Between July and December 2018, the Facebook share price fell 40% after poor Q2 results and various scandals hit the company.
It was during President Trump’s time in office and talk of fake news was rampant. The company also had to contend with the Cambridge Analytica scandal.
This was when the data-analytics firm Cambridge Analytica unlawfully obtained the personal data of more than 87 million Facebook users for political reasons.
Nevertheless, since the end of 2018, the Facebook share price has risen further by 183%.
One other factor that may put long-term investors off investing in Facebook is it doesn’t offer a dividend.
Despite its success, Facebook still considers itself a growth stock. Traditionally dividends are paid out to shareholders once a company has plateaued. When it’s no longer growing, its share price may be less appealing, so a dividend rewards loyal shareholders.
With so much free cash, Facebook can swoop in and buy promising businesses. It may pay a dividend in the future, but for now, it’s concentrating on growth.
Should I invest in Facebook stock?
Facebook has historically outperformed all the major US indices. This includes the S&P 500, the NASDAQ, and the Dow Jones Industrial Average (DJIA).

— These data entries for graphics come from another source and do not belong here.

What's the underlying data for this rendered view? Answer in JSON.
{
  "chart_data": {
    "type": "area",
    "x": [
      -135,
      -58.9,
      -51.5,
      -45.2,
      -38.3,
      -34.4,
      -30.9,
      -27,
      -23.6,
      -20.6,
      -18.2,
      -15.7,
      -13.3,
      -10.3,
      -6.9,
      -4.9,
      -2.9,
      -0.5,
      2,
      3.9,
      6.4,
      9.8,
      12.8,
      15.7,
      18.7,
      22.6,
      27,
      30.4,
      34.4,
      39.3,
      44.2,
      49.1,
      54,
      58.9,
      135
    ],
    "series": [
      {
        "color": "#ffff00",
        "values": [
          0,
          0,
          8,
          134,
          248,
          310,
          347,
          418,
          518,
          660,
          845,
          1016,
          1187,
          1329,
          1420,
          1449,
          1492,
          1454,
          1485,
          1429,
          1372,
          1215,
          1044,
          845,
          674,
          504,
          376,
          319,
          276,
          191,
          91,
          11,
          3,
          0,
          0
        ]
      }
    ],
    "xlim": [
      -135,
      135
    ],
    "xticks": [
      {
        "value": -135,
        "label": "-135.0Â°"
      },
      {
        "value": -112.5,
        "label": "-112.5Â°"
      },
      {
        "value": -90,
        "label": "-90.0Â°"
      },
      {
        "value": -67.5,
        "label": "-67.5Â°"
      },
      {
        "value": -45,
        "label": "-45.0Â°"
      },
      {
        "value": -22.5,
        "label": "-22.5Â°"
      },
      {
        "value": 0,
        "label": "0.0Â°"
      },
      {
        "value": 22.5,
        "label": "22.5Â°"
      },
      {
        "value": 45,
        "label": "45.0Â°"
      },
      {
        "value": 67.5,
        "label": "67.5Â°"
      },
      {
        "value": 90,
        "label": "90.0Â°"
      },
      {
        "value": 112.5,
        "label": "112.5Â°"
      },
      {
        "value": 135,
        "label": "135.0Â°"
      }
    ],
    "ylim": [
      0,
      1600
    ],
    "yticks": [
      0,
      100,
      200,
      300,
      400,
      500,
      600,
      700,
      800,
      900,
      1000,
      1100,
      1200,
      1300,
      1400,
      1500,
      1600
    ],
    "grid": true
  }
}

Facebook is a company that everyone knows. And as it has so much cash on its balance sheet, it’s free to innovate. This means it constantly has a steady stream of exciting new projects in the pipeline.
Through its ‘New Product Experimentation Lab’ (a division that rivals Y Combinator), Facebook routinely tests out new concepts in-house, constantly striving to discover the next revolutionary digital offering.
It can now be considered an all-encompassing media conglomerate and tech services specialist at the cutting edge of the world’s latest innovations.